Important: If you do not intend to consume an entry stream's raw data, call autodrain()
to dispose of the entry's
contents. Otherwise the stream will get stuck.
import fs from 'fs';
import { Parse } from 'ts-unzip-stream';
fs.createReadStream('path/to/archive.zip')
.pipe(new Parse())
.on('entry', (entry) => {
const { path: filePath, type, size } = entry;
if (filePath === `this IS the file I'm looking for`) {
entry.pipe(fs.createWriteStream('output/path'));
} else {
entry.autodrain();
}
});
Parse zip by piping entries downstream
If you pipe
from unzip-stream the downstream components will receive each entry
for further processing. This allows for clean pipelines transforming zipfiles into unzipped data.
Example using stream.Transform
:
import fs from 'fs';
import stream from 'stream';
import unzip from 'ts-unzip-stream';
fs.createReadStream('path/to/archive.zip')
.pipe(new unzip.Parse())
.pipe(stream.Transform({
objectMode: true,
transform: (entry, e, cb) => {
const { path: filePath, type, size } = entry;
if (filePath === `this IS the file I'm looking for`) {
entry.pipe(fs.createWriteStream('output/path'))
.on('finish', cb);
} else {
entry.autodrain();
cb();
}
}
});
Extract to a directory
import fs from 'fs';
import { Extract } from 'ts-unzip-stream';
fs.createReadStream('path/to/archive.zip').pipe(
new Extract({ path: 'output/path' })
);
Extract will emit the close
event when the archive is fully extracted, do NOT use the finish
event, which can be emitted before the writing finishes.
Extra options
The Parse
and Extract
methods allow passing an object with decodeString
property which will be used to decode non-utf8 file names in the archive.

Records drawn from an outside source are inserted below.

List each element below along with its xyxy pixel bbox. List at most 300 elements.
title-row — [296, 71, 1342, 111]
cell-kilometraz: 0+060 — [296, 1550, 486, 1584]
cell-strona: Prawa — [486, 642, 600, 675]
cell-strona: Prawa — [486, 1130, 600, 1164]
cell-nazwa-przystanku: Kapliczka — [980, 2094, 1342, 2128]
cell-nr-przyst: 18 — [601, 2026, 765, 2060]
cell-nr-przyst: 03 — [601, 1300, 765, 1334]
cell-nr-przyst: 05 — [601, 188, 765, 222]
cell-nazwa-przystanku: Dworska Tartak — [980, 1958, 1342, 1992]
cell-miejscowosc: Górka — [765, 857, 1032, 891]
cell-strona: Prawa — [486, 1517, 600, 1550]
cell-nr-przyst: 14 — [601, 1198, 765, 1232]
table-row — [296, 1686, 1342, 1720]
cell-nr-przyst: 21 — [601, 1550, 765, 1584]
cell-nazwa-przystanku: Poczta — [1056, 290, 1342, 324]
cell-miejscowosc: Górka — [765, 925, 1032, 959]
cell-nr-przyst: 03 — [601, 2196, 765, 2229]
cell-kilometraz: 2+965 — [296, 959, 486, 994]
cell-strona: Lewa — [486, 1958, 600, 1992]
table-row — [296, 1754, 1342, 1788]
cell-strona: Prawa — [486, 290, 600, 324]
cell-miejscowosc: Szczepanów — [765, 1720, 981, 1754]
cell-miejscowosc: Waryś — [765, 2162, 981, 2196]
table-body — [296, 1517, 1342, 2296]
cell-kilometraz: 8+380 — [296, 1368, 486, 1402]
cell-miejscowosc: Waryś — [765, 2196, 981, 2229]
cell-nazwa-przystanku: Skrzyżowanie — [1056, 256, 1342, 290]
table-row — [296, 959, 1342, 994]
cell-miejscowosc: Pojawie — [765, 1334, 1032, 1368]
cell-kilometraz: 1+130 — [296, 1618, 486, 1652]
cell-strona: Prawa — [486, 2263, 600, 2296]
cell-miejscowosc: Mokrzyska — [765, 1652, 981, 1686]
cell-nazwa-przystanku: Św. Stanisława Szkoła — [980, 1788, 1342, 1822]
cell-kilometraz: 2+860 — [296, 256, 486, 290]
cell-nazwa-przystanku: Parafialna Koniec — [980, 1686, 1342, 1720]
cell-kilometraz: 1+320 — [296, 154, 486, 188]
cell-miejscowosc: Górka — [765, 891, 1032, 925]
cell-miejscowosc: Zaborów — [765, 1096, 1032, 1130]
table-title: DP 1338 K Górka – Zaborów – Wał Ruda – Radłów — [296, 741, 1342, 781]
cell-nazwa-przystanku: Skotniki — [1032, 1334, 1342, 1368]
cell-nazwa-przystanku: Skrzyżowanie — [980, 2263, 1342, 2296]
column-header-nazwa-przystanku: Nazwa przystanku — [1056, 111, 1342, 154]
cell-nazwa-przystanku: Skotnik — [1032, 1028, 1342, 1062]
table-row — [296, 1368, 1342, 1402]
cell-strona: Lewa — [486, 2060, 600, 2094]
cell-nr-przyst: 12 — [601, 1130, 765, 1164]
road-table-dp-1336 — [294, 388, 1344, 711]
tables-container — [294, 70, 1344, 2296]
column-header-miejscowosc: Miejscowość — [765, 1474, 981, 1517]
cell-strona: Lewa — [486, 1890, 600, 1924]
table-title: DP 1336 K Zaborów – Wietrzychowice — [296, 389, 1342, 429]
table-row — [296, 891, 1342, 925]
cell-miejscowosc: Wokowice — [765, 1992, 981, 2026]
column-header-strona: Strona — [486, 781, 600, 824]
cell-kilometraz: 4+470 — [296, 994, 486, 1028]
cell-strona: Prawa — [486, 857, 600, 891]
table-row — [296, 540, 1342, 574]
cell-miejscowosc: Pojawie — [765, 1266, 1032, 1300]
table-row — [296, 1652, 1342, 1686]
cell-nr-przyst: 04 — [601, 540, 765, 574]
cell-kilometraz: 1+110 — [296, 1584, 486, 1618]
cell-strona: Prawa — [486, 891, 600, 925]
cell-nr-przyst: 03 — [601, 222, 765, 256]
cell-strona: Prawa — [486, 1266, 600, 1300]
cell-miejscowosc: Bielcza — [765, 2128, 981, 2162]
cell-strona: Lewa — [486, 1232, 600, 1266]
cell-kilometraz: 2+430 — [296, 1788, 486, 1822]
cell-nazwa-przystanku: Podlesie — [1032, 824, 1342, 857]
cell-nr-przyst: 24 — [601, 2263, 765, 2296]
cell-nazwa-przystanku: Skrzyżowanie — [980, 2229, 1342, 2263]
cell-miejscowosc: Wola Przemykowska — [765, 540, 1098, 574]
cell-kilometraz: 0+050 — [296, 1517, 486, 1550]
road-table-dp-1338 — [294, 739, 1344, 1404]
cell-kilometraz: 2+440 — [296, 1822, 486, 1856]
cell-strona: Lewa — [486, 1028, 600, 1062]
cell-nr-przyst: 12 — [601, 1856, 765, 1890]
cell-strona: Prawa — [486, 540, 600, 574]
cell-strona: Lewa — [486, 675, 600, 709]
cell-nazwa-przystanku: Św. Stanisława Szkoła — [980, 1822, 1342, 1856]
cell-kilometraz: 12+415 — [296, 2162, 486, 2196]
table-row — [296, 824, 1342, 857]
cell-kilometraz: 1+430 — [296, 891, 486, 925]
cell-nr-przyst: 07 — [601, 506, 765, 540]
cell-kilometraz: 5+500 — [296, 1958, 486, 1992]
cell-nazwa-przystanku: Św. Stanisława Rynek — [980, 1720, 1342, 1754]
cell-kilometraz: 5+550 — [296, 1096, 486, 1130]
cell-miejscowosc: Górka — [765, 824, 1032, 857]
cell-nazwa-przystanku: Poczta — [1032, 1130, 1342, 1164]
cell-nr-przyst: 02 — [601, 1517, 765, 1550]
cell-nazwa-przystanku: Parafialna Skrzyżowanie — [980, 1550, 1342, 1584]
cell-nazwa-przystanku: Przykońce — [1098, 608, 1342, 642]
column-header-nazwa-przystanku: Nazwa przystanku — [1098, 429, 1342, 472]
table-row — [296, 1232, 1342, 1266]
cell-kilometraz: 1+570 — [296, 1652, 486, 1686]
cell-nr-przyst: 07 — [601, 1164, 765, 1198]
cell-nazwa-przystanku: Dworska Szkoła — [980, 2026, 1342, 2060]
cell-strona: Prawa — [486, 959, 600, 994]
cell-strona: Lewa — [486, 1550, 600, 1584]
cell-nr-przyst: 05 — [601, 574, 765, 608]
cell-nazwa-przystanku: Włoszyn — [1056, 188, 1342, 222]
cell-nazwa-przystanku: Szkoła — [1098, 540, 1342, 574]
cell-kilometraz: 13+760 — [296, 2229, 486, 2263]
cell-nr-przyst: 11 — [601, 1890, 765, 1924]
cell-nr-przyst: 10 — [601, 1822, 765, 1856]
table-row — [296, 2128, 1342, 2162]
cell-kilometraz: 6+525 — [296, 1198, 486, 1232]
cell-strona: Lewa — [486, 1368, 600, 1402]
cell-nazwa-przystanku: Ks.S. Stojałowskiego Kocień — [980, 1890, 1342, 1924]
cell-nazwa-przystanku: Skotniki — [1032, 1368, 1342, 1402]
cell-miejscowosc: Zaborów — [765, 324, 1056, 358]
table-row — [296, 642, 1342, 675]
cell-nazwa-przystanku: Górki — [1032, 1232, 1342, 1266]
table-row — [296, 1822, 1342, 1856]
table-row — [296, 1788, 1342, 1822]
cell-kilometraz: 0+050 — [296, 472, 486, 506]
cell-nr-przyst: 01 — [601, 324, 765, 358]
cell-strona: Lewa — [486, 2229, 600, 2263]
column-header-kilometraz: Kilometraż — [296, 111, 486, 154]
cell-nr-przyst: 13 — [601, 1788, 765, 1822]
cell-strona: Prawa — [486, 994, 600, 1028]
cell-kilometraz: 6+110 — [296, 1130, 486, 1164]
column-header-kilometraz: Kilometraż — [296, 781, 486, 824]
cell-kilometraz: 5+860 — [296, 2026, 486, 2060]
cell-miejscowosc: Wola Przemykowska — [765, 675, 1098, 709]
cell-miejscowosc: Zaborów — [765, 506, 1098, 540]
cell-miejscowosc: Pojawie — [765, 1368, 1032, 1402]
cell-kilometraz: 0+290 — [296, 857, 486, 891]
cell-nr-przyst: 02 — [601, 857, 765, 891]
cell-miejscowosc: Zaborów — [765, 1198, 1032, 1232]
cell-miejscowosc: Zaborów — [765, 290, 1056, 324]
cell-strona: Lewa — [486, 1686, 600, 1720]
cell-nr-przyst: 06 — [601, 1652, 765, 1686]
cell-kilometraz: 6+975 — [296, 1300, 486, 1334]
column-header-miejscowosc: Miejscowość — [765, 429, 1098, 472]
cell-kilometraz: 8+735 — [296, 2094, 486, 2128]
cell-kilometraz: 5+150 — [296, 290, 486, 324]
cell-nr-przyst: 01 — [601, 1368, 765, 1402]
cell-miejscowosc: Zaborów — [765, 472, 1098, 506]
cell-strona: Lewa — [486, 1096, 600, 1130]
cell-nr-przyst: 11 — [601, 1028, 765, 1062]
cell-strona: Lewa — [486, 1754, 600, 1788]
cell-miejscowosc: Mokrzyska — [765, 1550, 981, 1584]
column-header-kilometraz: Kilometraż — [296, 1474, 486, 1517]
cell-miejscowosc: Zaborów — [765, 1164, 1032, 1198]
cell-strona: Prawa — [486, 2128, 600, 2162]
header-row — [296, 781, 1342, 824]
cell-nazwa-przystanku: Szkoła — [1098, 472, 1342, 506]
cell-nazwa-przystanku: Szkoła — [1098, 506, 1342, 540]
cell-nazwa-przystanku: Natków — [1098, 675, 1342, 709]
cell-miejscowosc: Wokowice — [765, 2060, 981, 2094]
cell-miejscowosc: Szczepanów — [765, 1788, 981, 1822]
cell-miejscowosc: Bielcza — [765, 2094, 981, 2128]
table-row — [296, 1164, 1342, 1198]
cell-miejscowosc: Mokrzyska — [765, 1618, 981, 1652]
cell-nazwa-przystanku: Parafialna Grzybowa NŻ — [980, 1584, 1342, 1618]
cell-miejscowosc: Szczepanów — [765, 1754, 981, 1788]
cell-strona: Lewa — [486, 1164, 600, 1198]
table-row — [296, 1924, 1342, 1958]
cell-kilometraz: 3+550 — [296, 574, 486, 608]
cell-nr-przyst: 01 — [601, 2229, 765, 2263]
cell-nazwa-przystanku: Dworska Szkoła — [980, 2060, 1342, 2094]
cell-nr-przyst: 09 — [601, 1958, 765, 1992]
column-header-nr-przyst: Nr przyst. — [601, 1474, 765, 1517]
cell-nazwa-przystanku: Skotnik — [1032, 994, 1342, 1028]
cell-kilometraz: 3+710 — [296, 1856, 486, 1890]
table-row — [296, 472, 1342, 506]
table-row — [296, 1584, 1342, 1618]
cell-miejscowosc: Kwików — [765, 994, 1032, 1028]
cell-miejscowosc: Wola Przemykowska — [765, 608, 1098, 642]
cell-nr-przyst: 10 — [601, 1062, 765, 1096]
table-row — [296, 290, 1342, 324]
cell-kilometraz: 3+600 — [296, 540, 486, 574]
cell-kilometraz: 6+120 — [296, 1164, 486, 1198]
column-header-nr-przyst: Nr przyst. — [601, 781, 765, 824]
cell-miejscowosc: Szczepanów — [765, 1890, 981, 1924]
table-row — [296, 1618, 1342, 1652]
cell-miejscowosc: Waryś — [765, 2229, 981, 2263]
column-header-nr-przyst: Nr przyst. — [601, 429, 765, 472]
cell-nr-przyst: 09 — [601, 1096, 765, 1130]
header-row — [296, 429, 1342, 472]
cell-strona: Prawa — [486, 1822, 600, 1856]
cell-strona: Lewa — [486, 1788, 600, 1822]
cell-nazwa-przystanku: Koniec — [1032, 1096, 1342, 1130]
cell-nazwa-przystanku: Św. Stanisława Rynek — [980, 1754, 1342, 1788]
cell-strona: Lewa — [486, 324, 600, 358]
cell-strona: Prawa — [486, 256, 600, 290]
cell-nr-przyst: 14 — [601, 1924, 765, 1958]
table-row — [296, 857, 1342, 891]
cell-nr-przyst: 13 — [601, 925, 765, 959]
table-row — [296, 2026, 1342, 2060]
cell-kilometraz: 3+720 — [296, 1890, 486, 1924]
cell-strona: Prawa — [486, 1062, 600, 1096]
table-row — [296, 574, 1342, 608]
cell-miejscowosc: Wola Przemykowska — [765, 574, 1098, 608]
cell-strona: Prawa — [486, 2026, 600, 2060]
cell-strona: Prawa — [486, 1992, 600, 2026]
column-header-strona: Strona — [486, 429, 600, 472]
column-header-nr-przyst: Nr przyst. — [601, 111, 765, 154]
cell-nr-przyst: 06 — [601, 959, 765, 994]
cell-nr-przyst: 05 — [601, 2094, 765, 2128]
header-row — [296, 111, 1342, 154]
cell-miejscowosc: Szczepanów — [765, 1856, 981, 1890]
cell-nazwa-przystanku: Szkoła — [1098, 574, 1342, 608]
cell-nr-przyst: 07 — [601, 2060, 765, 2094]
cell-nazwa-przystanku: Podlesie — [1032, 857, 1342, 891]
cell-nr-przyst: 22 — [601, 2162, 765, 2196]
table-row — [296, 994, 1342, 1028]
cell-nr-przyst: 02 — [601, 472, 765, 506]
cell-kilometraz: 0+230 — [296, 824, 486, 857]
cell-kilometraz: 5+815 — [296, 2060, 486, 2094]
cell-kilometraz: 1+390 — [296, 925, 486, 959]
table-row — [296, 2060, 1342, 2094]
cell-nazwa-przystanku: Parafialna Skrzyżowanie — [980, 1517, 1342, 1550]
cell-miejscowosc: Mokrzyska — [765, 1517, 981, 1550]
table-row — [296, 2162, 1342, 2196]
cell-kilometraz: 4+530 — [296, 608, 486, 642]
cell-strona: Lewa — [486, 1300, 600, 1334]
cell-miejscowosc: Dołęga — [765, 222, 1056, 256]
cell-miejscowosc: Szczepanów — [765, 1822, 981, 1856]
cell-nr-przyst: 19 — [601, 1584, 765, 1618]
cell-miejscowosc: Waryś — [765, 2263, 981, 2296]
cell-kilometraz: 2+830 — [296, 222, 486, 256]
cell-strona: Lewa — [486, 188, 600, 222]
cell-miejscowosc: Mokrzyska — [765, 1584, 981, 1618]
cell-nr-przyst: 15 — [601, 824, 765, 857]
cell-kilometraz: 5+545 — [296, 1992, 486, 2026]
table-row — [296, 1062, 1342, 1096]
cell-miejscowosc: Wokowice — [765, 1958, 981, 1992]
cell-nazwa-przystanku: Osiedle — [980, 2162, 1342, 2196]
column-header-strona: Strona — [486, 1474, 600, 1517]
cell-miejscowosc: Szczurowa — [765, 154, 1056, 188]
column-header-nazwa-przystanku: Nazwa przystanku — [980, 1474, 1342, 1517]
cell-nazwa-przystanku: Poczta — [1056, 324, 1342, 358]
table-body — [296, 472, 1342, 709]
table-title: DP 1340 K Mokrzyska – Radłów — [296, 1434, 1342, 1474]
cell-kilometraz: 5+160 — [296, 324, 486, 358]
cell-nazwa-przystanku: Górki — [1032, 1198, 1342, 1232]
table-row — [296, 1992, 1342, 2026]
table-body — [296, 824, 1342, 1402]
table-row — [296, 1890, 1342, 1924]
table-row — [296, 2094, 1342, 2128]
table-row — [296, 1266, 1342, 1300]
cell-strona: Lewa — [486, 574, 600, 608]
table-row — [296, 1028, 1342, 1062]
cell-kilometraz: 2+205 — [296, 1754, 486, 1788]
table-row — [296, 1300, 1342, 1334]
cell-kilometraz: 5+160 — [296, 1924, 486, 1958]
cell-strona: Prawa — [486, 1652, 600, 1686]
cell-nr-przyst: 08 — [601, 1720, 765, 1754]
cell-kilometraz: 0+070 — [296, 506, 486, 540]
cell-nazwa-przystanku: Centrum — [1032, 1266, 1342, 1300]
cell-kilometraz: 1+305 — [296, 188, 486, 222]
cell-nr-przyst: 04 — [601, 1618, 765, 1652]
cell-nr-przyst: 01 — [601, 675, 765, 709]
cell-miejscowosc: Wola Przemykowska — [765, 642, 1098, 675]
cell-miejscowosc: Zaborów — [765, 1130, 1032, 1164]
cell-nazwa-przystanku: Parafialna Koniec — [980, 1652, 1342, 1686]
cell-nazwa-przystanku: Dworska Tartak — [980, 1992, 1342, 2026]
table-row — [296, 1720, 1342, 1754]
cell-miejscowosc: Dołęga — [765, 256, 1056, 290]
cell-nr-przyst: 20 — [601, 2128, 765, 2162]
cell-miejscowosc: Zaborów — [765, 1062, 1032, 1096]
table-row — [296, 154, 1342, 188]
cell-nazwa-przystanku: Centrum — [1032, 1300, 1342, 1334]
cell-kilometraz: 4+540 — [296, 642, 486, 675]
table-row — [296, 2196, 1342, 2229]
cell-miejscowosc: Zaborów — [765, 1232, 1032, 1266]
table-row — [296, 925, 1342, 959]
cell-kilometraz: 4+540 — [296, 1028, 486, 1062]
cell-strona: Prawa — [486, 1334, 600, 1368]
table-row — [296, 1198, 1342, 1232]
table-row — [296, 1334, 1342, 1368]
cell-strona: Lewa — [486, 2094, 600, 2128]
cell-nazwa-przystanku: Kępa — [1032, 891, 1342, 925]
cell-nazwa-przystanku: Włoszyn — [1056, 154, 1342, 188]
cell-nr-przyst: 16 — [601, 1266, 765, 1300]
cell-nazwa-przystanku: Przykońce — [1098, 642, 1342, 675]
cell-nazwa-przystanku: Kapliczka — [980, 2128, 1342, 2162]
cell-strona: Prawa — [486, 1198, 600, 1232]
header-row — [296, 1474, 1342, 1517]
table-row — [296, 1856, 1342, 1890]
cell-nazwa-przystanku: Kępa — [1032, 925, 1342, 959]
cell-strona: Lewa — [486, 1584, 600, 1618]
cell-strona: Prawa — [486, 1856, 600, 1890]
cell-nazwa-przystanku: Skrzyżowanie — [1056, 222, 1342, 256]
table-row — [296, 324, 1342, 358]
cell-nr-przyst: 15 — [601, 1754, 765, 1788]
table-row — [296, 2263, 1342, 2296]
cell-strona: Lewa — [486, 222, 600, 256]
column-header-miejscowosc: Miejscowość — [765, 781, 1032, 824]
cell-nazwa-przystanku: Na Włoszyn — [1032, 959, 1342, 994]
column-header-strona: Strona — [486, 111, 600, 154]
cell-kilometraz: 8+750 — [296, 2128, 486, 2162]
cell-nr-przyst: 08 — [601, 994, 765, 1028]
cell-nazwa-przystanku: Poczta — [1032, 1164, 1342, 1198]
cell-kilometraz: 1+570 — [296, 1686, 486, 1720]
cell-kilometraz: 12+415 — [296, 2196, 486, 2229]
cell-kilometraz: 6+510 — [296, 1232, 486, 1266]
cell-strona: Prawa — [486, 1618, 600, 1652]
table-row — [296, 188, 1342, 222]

If not specified a fallback will be used.
Example with iconv-lite
:
import { Parse } from 'ts-unzip-stream';
import iconvLite from 'iconv-lite';
let parser = new Parse({
decodeString: (buffer) => {
return iconvLite.decode(buffer, 'iso-8859-2');
}
});
input.pipe(parser).pipe(...);
What's missing?
Currently ZIP files up to version 4.5 are supported (which includes Zip64 support - archives with 4GB+ files). There's no support for encrypted (password protected) zips, or symlinks.